Par Léon Crémieux
Macron et son gouvernement viennent de tenter un passage en force le 16 mars, en cherchant à imposer sa loi sur les retraites sans aucun vote à l’Assemblée nationale par l’utilisation de l’article 49.3 de la Constitution, véritable « hold-up », permettant de bâillonner les parlementaires, en imposant l’adoption d’une loi… sans vote d’adoption des député·e·s!
Le 16 mars, alors que les grèves et les manifestations continuent depuis le 7 mars dans plusieurs secteurs, les macronistes voulaient «en terminer». S’opposant à l’ensemble du mouvement syndical, dos au mur et ultra-minoritaires dans le pays, ils n’ont même pas pu construire une majorité à l’Assemblée nationale sur cette réforme, malgré le soutien affiché des dirigeants des LR (Les Républicains). Elisabeth Borne n’a pas pu faire voter sa loi en première lecture à l’Assemblée, fin février. Pour la faire passer en première lecture au Sénat le 11 mars, elle a multiplié les compromis avec la majorité Républicaine du Sénat (les macronistes ont moins de 100 sièges sur 349 au Sénat) pour obtenir un vote positif du projet de Macron. Espérant pouvoir finir le parcours institutionnel grâce au soutien des Républicains, Macron et Borne devaient encore obtenir, le 16 mars, un vote sans débat, en deuxième lecture, dans les deux chambres du Parlement. Ce fut une formalité au Sénat, mais l’après-midi, à l’Assemblée, passer au vote était un exercice périlleux.
Le groupe parlementaire de Macron n’y dispose que de 170 sièges, auxquels s’ajoutent les 51 sièges du Modem (François Bayrou) et les 29 d’Horizons (Edouard Philippe). Un total théorique de 250 voix quand la majorité à l’Assemblée est aujourd’hui de 287. La «majorité présidentielle» est donc minoritaire. Ayant refait plusieurs fois les comptes, il apparut qu’un certain nombre de députés des LR ne comptaient pas suivre la consigne de leurs responsables. Les Républicains ne sont plus à l’Assemblée un groupe solide dans lequel les député·e·s devraient leur siège à l’investiture obtenue de leurs dirigeants. Bien au contraire, de 2012 à 2023, le parti est passé de 228 député·e·s à 61. Les rescapé·e·s de 2023, souvent dans des circonscriptions rurales, doivent leur siège plus à leur poids personnel local qu’a un parti dont la candidate, Valérie Pécresse, avait recueilli 4,78% des voix à l’élection présidentielle. Ces élu·e·s sont percuté·e·s depuis des mois par un électorat populaire vent debout contre la réforme des retraites, pression bien plus directe que pour les sénateurs et sénatrices élu·e·s au scrutin indirect par 160’000 grands électeurs (essentiellement les délégué·e·s des conseils municipaux des communes). Il fallait à Macron et Borne les voix de près de 40 député·e·s LR. Visiblement, cela n’était pas garanti, avec la pression politique de la mobilisation, des grèves, le climat social de désaveu du gouvernement présent dans tout le pays et particulièrement dans les zones rurales et les petites agglomérations.
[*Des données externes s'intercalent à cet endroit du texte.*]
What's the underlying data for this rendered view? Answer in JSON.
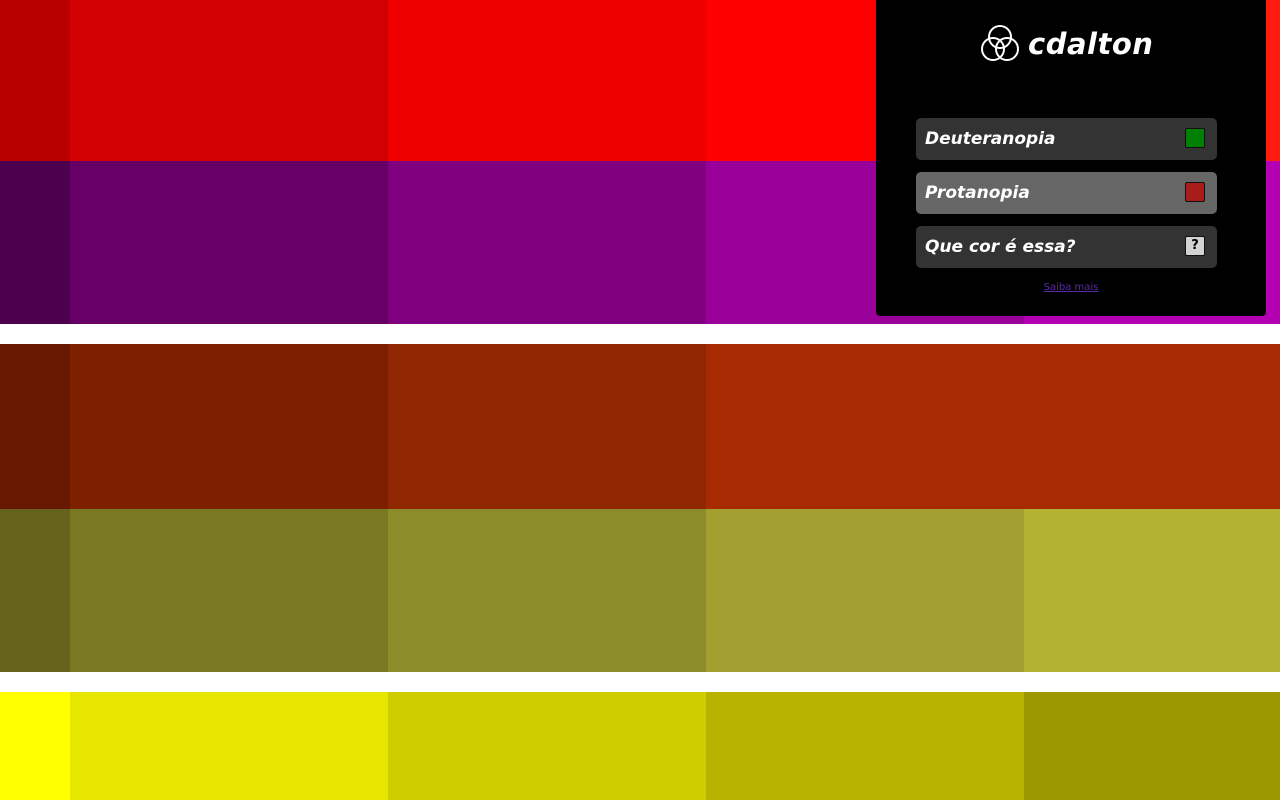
{
  "background": {
    "rows": [
      {
        "colors": [
          "#b90000",
          "#d20000",
          "#ee0000",
          "#ff0000",
          "#ff1b0e"
        ]
      },
      {
        "colors": [
          "#4d004d",
          "#660066",
          "#800080",
          "#990099",
          "#b300b3"
        ]
      },
      {
        "colors": [
          "#681800",
          "#7d2000",
          "#8f2703",
          "#a72a03",
          "#a82b05"
        ]
      },
      {
        "colors": [
          "#66641c",
          "#7a7922",
          "#8c8c2b",
          "#a2a030",
          "#b3b333"
        ]
      },
      {
        "colors": [
          "#ffff00",
          "#e7e600",
          "#cfcc00",
          "#b7b300",
          "#9c9900"
        ]
      }
    ]
  },
  "panel": {
    "brand": "cdalton",
    "logo_icon": "three-circles-icon",
    "modes": [
      {
        "id": "deuteranopia",
        "label": "Deuteranopia",
        "swatch_color": "#008000",
        "active": false
      },
      {
        "id": "protanopia",
        "label": "Protanopia",
        "swatch_color": "#a81c1c",
        "active": true
      },
      {
        "id": "que-cor",
        "label": "Que cor é essa?",
        "help_glyph": "?",
        "active": false
      }
    ],
    "learn_more": "Saiba mais",
    "colors": {
      "panel_bg": "#000000",
      "button_bg": "#333333",
      "button_active_bg": "#666666",
      "link": "#5b2ba8"
    }
  }
}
Le vote des député·e·s serait donc devenu synonyme de défaite pour Macron. La séance de l’Assemblée risquait d’être immédiatement bloquée par une motion majoritaire de rejet préalable dont le vote était prévu en ouverture de séance ou par l’absence de majorité lors du vote d’adoption de la loi. Le choix fut donc fait par Macron d’enjamber l’obstacle du vote par cet article 49.3 qui donne un droit exorbitant et sans équivalent dans d’autres constitutions.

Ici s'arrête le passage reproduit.